The woman’s mouth was spewing coins — they gored in fountain down onto the mattress — all the metal money Person 811 had spent in years on other women, on his body, building size. The woman’s cocooned body writhed among it, sucking the stink in. She, he recognized then, had been inside his home. His home? The phrase contorted in his flat mouth as he tried to speak it, spit it aloud. It wouldn’t come out how he meant. He could not make the word alight upon the air around him. He felt the fat vein in his forehead squirt a little harder each time he tried — his larynx clucking with old smoke and dandruff—the snow was dandruff—the ceiling like some dead skin cracking in its still — the walls some celled portion of a larger thing — a thing that moved.

I still do not know… Person 811 said in someone else’s voice. Still do not know… Still do not…

What the hell am I saying, he tried to say, and in trying could hear nothing but the tone.

The father found that he was not shaving now so much as laughing, rubbing an apple on his face. A chubby wretched apple, stuck with aphids. Its crumpled skin clung to his skin. He stopped and gnashed into the apple. He chewed the loamy gut, tasted hot hair oil and bleach. Inside his stomach he felt the pieces of the apple reconvening. He felt it stick in his throat width, holding certain words there. He had the razor in his hand again.
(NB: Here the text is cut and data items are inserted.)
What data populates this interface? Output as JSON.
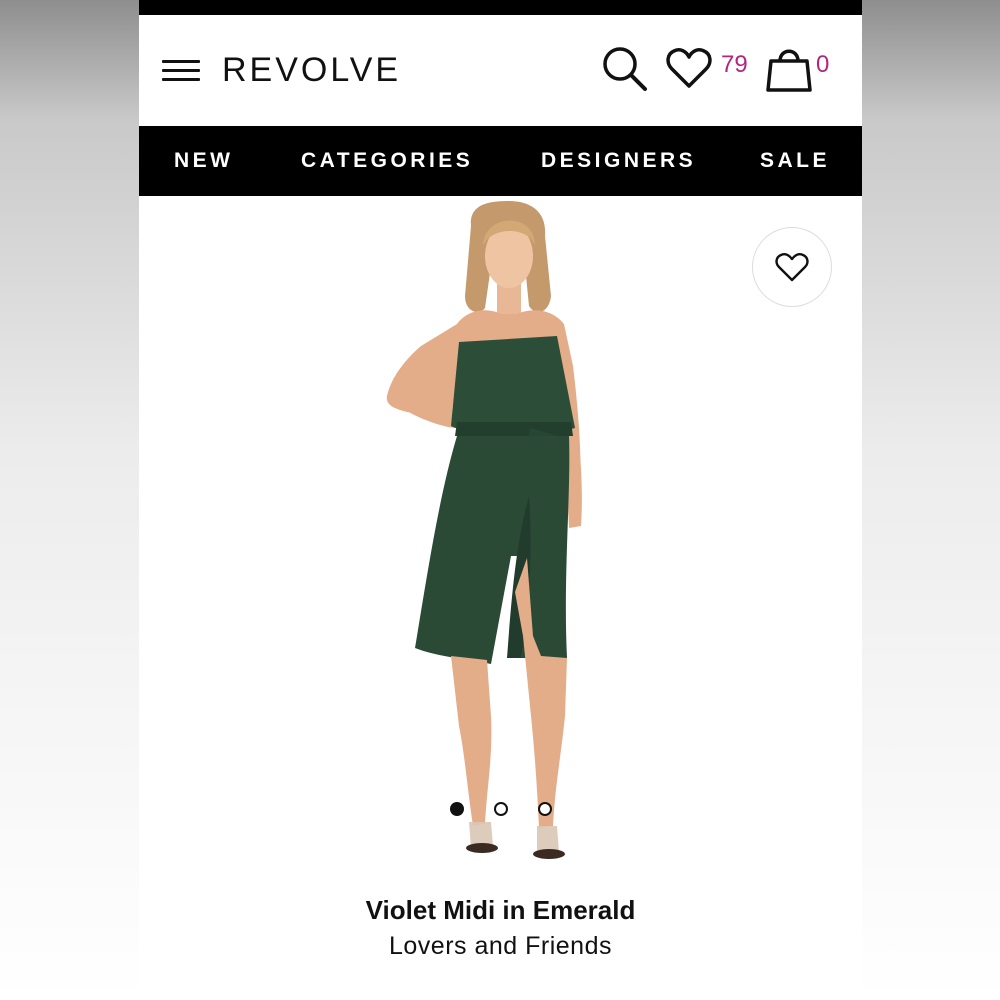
{
  "header": {
    "logo": "REVOLVE",
    "wishlist_count": "79",
    "bag_count": "0",
    "badge_color": "#b3267f"
  },
  "nav": {
    "items": [
      {
        "label": "NEW"
      },
      {
        "label": "CATEGORIES"
      },
      {
        "label": "DESIGNERS"
      },
      {
        "label": "SALE"
      }
    ]
  },
  "product": {
    "name": "Violet Midi in Emerald",
    "brand": "Lovers and Friends",
    "dress_color": "#2a4a36",
    "image_count": 3,
    "active_image": 1
  },
  "icons": {
    "menu": "hamburger-menu-icon",
    "search": "search-icon",
    "wishlist": "heart-icon",
    "bag": "shopping-bag-icon"
  }
}
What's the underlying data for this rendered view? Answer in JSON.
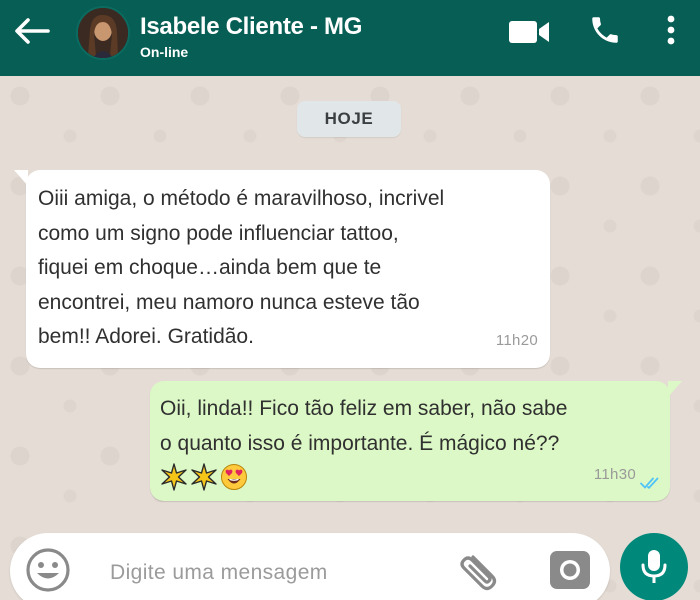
{
  "colors": {
    "header": "#075e54",
    "outgoing_bubble": "#dcf8c6",
    "mic_button": "#00897b",
    "read_ticks": "#4fc3f7"
  },
  "header": {
    "contact_name": "Isabele Cliente - MG",
    "status": "On-line",
    "icons": [
      "back-arrow-icon",
      "avatar",
      "video-call-icon",
      "phone-icon",
      "more-vertical-icon"
    ]
  },
  "chat": {
    "date_separator": "HOJE",
    "messages": [
      {
        "direction": "incoming",
        "text": "Oiii amiga, o método é maravilhoso, incrivel\ncomo um signo pode influenciar tattoo,\nfiquei em choque…ainda bem que te\nencontrei, meu namoro nunca esteve tão\nbem!! Adorei. Gratidão.",
        "time": "11h20"
      },
      {
        "direction": "outgoing",
        "text": "Oii, linda!! Fico tão feliz em saber, não sabe\no quanto isso é importante. É mágico né??",
        "emojis": [
          "sparkle-star-icon",
          "sparkle-star-icon",
          "heart-eyes-emoji-icon"
        ],
        "time": "11h30",
        "status": "read"
      }
    ]
  },
  "composer": {
    "placeholder": "Digite uma mensagem"
  }
}
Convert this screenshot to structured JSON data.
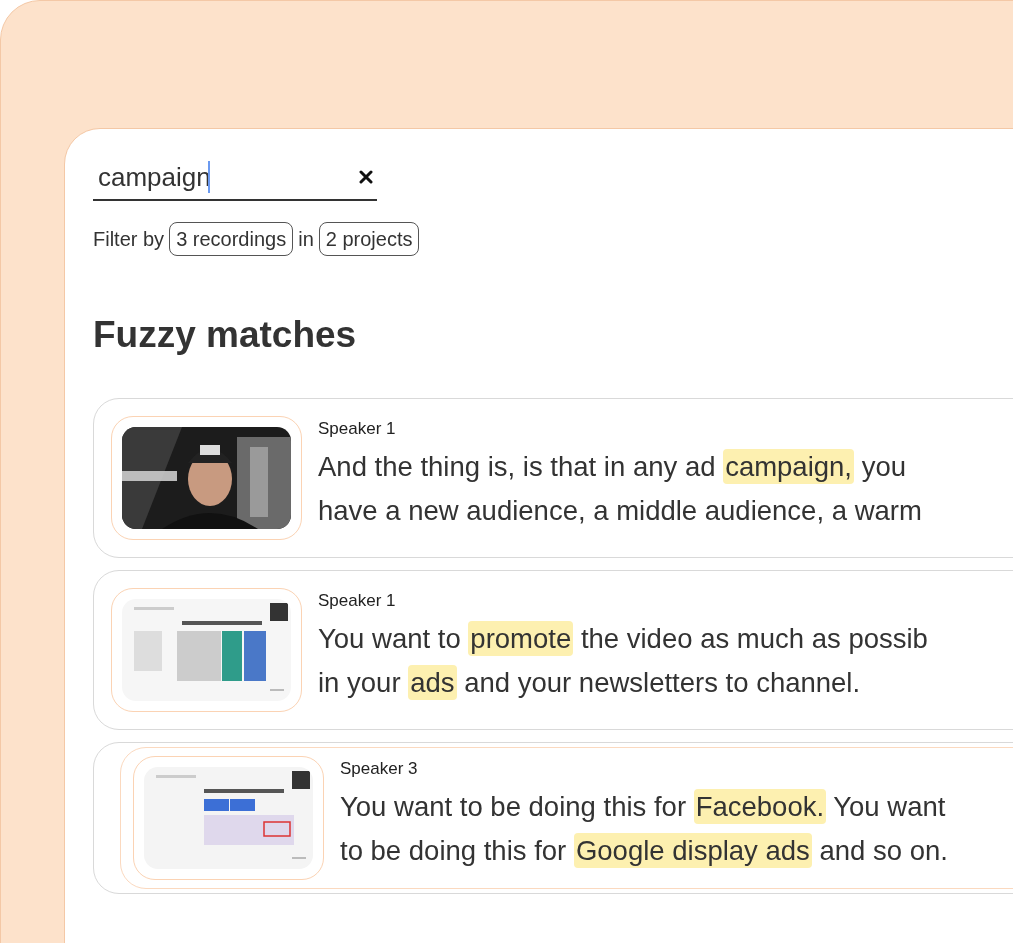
{
  "search": {
    "value": "campaign"
  },
  "filter": {
    "prefix": "Filter by",
    "recordings": "3 recordings",
    "joiner": "in",
    "projects": "2 projects"
  },
  "heading": "Fuzzy matches",
  "matches": [
    {
      "speaker": "Speaker 1",
      "selected": false,
      "thumbnail": {
        "kind": "picture"
      },
      "lines": [
        [
          {
            "text": "And the thing is, is that in any ad ",
            "highlight": false
          },
          {
            "text": "campaign,",
            "highlight": true
          },
          {
            "text": " you",
            "highlight": false
          }
        ],
        [
          {
            "text": "have a new audience, a middle audience, a warm",
            "highlight": false
          }
        ]
      ]
    },
    {
      "speaker": "Speaker 1",
      "selected": false,
      "thumbnail": {
        "kind": "picture"
      },
      "lines": [
        [
          {
            "text": "You want to ",
            "highlight": false
          },
          {
            "text": "promote",
            "highlight": true
          },
          {
            "text": " the video as much as possib",
            "highlight": false
          }
        ],
        [
          {
            "text": "in your ",
            "highlight": false
          },
          {
            "text": "ads",
            "highlight": true
          },
          {
            "text": " and your newsletters to channel.",
            "highlight": false
          }
        ]
      ]
    },
    {
      "speaker": "Speaker 3",
      "selected": true,
      "thumbnail": {
        "kind": "picture"
      },
      "lines": [
        [
          {
            "text": "You want to be doing this for ",
            "highlight": false
          },
          {
            "text": "Facebook.",
            "highlight": true
          },
          {
            "text": " You want",
            "highlight": false
          }
        ],
        [
          {
            "text": "to be doing this for ",
            "highlight": false
          },
          {
            "text": "Google display ads",
            "highlight": true
          },
          {
            "text": " and so on.",
            "highlight": false
          }
        ]
      ]
    }
  ]
}
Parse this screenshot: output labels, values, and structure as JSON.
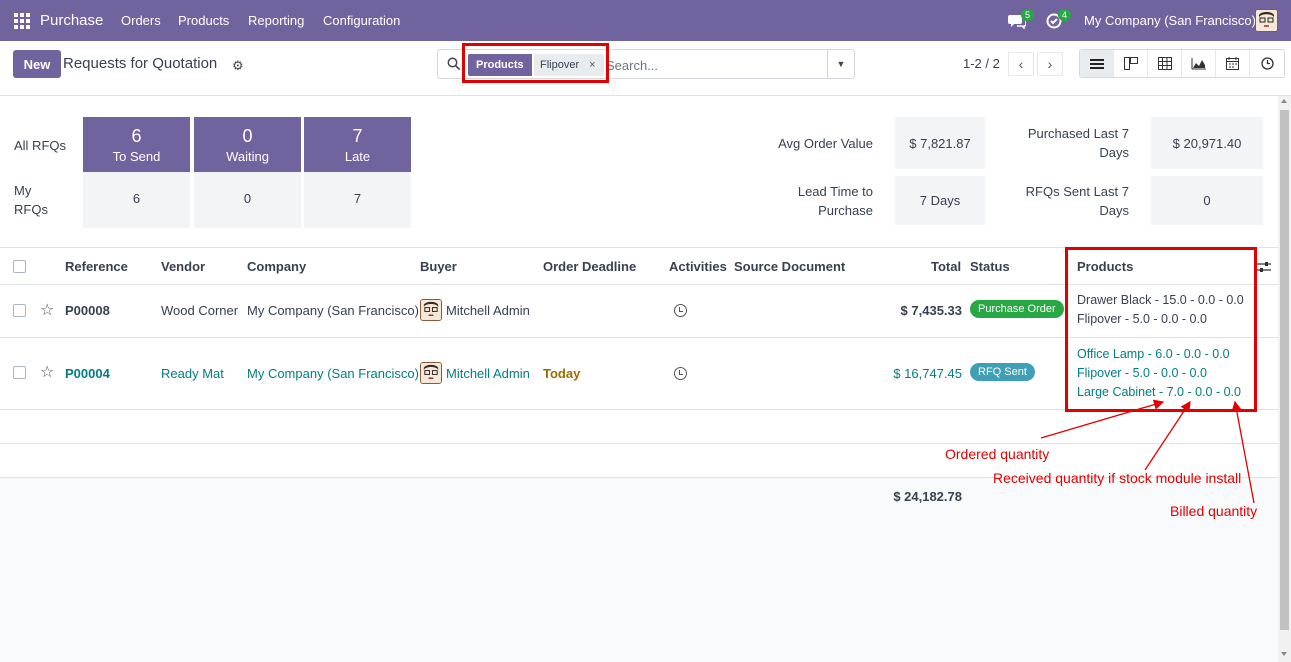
{
  "navbar": {
    "brand": "Purchase",
    "menu": [
      "Orders",
      "Products",
      "Reporting",
      "Configuration"
    ],
    "messages_count": "5",
    "activities_count": "4",
    "company": "My Company (San Francisco)"
  },
  "control": {
    "new_label": "New",
    "title": "Requests for Quotation",
    "facet_category": "Products",
    "facet_value": "Flipover",
    "search_placeholder": "Search...",
    "pager": "1-2 / 2"
  },
  "dashboard": {
    "all_rfqs_label": "All RFQs",
    "my_rfqs_label_1": "My",
    "my_rfqs_label_2": "RFQs",
    "tiles": [
      {
        "all": "6",
        "label": "To Send",
        "my": "6"
      },
      {
        "all": "0",
        "label": "Waiting",
        "my": "0"
      },
      {
        "all": "7",
        "label": "Late",
        "my": "7"
      }
    ],
    "avg_order_label": "Avg Order Value",
    "avg_order_value": "$ 7,821.87",
    "lead_time_label_1": "Lead Time to",
    "lead_time_label_2": "Purchase",
    "lead_time_value": "7 Days",
    "purchased_label_1": "Purchased Last 7",
    "purchased_label_2": "Days",
    "purchased_value": "$ 20,971.40",
    "rfqs_sent_label_1": "RFQs Sent Last 7",
    "rfqs_sent_label_2": "Days",
    "rfqs_sent_value": "0"
  },
  "table": {
    "headers": {
      "reference": "Reference",
      "vendor": "Vendor",
      "company": "Company",
      "buyer": "Buyer",
      "deadline": "Order Deadline",
      "activities": "Activities",
      "source": "Source Document",
      "total": "Total",
      "status": "Status",
      "products": "Products"
    },
    "rows": [
      {
        "reference": "P00008",
        "vendor": "Wood Corner",
        "company": "My Company (San Francisco)",
        "buyer": "Mitchell Admin",
        "deadline": "",
        "total": "$ 7,435.33",
        "status": "Purchase Order",
        "status_color": "#28a745",
        "products": [
          "Drawer Black - 15.0 - 0.0 - 0.0",
          "Flipover - 5.0 - 0.0 - 0.0"
        ]
      },
      {
        "reference": "P00004",
        "vendor": "Ready Mat",
        "company": "My Company (San Francisco)",
        "buyer": "Mitchell Admin",
        "deadline": "Today",
        "total": "$ 16,747.45",
        "status": "RFQ Sent",
        "status_color": "#3fa0b5",
        "products": [
          "Office Lamp - 6.0 - 0.0 - 0.0",
          "Flipover - 5.0 - 0.0 - 0.0",
          "Large Cabinet - 7.0 - 0.0 - 0.0"
        ]
      }
    ],
    "grand_total": "$ 24,182.78"
  },
  "annotations": {
    "ordered": "Ordered quantity",
    "received": "Received quantity if stock module install",
    "billed": "Billed quantity"
  },
  "colors": {
    "brand": "#71639e",
    "link": "#017e84",
    "annotation": "#e30000"
  }
}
He began to shave his tongue — the tongue he’d used so many ways — the tongue that still would not form the words he wished. He tried to turn around and look upon the woman, his young wife, to bring some morning to this color, ask her to help him say the words right, ask her to tell him where and when and who he was, but still he could not make his body work. Instead he shaved — right to left and left to right, up and down and back against the grain, the bitter foaming cold cream itching where it clung and took the cells up, the hair and skin beneath him piling up in cold report.